1066 CE: Anglo-Norman
In 1066 the Normans (what is now Northern France) invaded England and took over, they brought their language with them and created a language called ‘Anglo-Norman’ which was a sort of mix of Old English and Old French, but they had trouble making it stick, it was mostly spoken by the ruling classes but didn’t fully reach the common people.
1214 CE: Anglo-French
Britain was ruled by a Norman leader until 1214 when Philip Augustus of France took over Normandy and brought it under French rule, gaining England in the process. ‘Anglo-French’ was then the official language of the courts in Britain. The ruling classes really tried to push French as the language of the elite, which is why we have a lot of words from French but that generally relate to government, religion, law and the military.
1300 CE: Middle English
Following the death of the obvious heir to the throne which was being held by a Norman Duke, Britain went into ‘The anarchy’ and there was a war of succession which eventually resulted in the French being out and the Magna Carta being created – this paved the way for the united kingdom. As soon as the French were out, English literature started to reappear and it wasn’t long until English was again the official language of the government. This version of English is generally called ‘Middle English’, the main changes being that most word endings which were based (-el, -en) etc started to end in just ‘e’, and the way of denoting plurals became an ‘s’, with a few exceptions such as ‘Children’.

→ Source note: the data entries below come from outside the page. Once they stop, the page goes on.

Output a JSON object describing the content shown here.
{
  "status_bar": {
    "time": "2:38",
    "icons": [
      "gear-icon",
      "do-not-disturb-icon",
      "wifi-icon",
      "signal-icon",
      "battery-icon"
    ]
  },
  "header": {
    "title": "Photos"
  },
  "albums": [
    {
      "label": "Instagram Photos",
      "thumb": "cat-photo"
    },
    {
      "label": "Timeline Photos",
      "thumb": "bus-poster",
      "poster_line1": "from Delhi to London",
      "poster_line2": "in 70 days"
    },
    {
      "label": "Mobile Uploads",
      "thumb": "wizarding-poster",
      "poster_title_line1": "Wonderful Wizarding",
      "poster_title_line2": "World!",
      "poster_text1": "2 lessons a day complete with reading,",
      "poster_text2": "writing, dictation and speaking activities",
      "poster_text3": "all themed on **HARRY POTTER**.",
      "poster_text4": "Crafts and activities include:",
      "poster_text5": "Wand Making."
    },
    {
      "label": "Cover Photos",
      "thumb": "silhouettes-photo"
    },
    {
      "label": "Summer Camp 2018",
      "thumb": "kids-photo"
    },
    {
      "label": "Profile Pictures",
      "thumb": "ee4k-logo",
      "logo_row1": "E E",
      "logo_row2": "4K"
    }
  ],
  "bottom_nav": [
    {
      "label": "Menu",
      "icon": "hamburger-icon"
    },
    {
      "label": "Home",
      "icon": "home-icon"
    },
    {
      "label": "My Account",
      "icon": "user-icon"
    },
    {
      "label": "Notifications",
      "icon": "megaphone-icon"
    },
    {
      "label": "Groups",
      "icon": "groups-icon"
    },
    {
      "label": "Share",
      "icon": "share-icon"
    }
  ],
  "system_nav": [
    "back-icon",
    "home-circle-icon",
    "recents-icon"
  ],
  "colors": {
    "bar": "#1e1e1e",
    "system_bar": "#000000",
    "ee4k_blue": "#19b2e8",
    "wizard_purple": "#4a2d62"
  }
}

1400 CE: Early Modern English
Middle English then went on to become ‘Early modern English’ in the 15th Century, during what is called ‘the great vowel shift’ where the pronunciation of so-called long vowels changed, for example, the word ‘bite’ would have been pronounced as we say ‘beat’ today, before the great vowel shift. This was the result of standardisation, the country was better connected and people became aware of dialects, the sense of a right and a wrong way to pronounce things came about.
1755 CE: Modern English
The final step along our historical journey is ‘Modern English’, marked by the creation of the first dictionary by Samuel Johnson in 1755, now English was even more standardised, each word had an officially correct way to be spelt and pronounced, of course, dialect still existed. In the early 1800s, Britain underwent the ‘industrial revolution’ and the language grew dramatically as we needed new words for new inventions and concepts.